Accession consists of audio reels, cassette tapes, and accompanying finding aids documenting Yiddish folk songs as recalled by Toronto residents. The recordings were made as part of a pilot project initiated by Professor Dov Noy while a visiting professor at University of Toronto. Participants were primarily residents at Baycrest's Jewish Home for the Aged. Participating organizations were the Canadian Centre for Folk Culture Studies at the National Museum of Man; the Eliakum Zunser Centre for the Study of East European Jewish Folklore at the Hebrew University, Jerusalem; and the Canadian Jewish Congress, Central Region.
Dov Noy (1920-2013), renowned folklorist and ethnologist, was born on October 20, 1920 in Kolomyja, Poland. He immigrated in 1938 to Palestine where he began his academic studies at the Hebrew University of Jerusalem. He obtained his doctorate in folklore from Indiana University in 1954 with a dissertation on the motif-index of Talmudic-Midrashic tales (under the name Dov Neuman).

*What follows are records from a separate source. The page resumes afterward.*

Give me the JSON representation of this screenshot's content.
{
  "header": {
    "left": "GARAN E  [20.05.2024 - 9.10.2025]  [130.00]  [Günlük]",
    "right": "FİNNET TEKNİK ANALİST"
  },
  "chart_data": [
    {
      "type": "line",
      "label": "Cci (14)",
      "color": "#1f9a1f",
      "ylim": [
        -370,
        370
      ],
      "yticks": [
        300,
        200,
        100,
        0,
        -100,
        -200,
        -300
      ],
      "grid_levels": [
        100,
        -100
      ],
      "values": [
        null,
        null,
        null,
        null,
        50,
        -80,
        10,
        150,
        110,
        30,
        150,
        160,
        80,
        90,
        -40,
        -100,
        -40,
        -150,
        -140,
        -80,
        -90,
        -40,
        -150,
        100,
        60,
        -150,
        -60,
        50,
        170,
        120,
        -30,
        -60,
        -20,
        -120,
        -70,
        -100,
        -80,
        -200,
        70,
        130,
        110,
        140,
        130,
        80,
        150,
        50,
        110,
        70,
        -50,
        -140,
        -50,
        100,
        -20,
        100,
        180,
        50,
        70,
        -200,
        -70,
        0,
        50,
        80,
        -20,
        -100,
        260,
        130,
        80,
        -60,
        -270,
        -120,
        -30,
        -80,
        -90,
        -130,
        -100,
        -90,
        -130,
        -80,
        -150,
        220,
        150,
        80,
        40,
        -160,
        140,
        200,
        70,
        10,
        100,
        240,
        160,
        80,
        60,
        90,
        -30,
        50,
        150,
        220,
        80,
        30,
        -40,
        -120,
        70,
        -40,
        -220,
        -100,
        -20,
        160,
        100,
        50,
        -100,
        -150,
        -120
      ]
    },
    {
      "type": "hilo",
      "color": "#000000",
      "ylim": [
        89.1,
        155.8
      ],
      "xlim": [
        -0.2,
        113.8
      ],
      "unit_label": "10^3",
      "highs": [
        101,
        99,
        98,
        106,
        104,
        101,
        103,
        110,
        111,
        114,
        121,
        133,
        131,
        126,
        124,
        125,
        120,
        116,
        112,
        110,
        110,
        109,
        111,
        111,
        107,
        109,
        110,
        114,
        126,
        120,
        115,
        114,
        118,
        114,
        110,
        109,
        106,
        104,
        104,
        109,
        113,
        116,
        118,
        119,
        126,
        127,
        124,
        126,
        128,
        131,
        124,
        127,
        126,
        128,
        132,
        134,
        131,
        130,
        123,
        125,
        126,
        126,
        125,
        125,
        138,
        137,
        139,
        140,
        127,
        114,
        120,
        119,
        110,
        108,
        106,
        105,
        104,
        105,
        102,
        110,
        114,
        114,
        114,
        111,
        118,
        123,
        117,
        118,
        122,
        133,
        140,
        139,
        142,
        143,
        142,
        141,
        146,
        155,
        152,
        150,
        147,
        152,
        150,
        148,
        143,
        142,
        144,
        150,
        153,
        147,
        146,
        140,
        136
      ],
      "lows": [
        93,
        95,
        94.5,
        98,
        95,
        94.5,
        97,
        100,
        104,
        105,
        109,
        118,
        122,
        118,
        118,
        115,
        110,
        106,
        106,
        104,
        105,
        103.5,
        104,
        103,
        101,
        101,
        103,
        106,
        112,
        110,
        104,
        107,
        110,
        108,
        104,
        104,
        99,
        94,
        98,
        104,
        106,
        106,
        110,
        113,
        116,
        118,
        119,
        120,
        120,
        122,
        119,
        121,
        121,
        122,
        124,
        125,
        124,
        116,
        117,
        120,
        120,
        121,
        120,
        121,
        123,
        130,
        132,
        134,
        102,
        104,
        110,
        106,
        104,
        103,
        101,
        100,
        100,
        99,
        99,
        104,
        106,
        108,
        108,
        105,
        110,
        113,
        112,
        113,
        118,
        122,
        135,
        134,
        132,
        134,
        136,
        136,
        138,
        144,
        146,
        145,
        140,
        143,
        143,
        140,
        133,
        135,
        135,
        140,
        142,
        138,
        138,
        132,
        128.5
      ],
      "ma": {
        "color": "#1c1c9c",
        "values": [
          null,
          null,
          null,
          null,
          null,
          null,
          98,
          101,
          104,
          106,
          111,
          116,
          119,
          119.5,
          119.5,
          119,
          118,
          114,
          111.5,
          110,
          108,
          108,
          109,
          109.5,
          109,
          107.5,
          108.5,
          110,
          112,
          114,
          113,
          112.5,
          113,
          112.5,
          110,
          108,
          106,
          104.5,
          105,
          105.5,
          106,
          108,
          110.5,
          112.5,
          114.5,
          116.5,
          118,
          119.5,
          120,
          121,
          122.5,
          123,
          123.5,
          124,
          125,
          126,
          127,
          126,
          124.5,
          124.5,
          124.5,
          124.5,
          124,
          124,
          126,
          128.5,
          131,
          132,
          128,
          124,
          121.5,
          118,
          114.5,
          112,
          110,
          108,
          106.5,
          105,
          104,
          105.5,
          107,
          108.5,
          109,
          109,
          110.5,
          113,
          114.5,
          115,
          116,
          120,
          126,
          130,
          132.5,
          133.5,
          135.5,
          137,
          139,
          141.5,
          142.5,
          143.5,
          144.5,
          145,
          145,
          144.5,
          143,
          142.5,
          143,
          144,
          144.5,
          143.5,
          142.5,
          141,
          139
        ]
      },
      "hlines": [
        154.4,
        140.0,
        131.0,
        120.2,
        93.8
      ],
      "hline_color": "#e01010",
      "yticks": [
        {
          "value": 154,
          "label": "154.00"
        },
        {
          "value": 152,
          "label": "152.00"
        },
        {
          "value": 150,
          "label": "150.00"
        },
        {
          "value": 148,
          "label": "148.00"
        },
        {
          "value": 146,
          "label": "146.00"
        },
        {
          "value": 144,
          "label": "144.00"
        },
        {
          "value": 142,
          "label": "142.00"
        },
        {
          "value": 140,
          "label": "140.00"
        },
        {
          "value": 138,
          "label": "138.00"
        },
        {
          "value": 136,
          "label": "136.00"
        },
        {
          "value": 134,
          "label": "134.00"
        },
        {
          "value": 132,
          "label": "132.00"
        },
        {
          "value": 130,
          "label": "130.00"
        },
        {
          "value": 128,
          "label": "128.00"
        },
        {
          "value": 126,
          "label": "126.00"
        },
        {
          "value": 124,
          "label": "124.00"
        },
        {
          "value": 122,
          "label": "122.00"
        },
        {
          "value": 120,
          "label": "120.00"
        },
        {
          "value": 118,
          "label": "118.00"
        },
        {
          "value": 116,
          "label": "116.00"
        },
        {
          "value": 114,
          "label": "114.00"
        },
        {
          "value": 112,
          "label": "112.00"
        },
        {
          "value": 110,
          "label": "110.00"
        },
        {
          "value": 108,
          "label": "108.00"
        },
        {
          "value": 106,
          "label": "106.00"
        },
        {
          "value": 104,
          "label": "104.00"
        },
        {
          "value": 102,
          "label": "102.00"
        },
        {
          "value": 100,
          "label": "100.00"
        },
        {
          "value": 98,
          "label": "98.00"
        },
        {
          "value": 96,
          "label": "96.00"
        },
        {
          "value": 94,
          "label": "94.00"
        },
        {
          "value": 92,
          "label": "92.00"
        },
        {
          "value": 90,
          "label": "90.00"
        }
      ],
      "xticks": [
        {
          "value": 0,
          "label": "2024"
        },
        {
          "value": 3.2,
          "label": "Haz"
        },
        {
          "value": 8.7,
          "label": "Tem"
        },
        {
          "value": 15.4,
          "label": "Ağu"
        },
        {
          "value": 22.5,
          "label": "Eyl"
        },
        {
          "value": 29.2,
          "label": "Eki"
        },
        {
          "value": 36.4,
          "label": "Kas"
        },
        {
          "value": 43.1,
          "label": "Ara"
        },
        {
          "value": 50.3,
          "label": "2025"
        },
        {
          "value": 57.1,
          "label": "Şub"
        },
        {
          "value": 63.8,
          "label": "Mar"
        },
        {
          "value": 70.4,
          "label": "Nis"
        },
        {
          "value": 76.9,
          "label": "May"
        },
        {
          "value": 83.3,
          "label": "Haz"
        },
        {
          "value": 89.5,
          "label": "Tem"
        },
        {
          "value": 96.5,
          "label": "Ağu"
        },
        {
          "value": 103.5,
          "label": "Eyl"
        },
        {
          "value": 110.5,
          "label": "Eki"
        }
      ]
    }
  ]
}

In 1955 he began his teaching career at the Hebrew University of Jerusalem where he taught aggadah, folk literature, general folklore, and Yiddish. He became professor and holder of the Max Grunwald Chair of Folklore and Hebrew Literature. From this post, he had a profound influence on the development of folklore studies in Israel, mentoring many students and colleagues to engage with folklore and ethnology. He taught and lectured all over the world, particularly on folk narrative and Jewish folklore. He founded and directed the Haifa Ethnological Museum and Folklore Archives (1956–82) and edited the Israel Folktale Archives Publications series until 1981. He founded the Israel Folktale Archives in 1955, now named after him. He was director of the Hebrew University Folklore Research Center from 1968 and edited its journal. He served as the Encyclopaedia Judaica departmental editor for folklore. He started the folklore section at Haifa University within the department of Hebrew Literature. From 1985 to 1992, he served as professor of Yiddish folklore at Bar-Ilan University. In 1992–93 he served as professor of folk literature at Ben-Gurion University and in 1995–96 professor of folklore at Haifa University. In addition to teaching in Israeli universities, Noy devoted himself to spreading Jewish folk culture all over the world. He also wrote and edited about sixty books, including English Folktales of Israel, Jewish Folktales from Morocco, and Studies In Biblical and Jewish Folklore. In 2004 he was awarded the Israel Prize for literary research. Biographies of Dov Noy can be found in the Encyclopedia Judaica, Encyclopedia of Jewish Folklore And Traditions (ed. Haya Bar-Itzhak), Who's Who In Israel and Jewish Personalities from All Over the World, and in the Hebrew Wikipedia.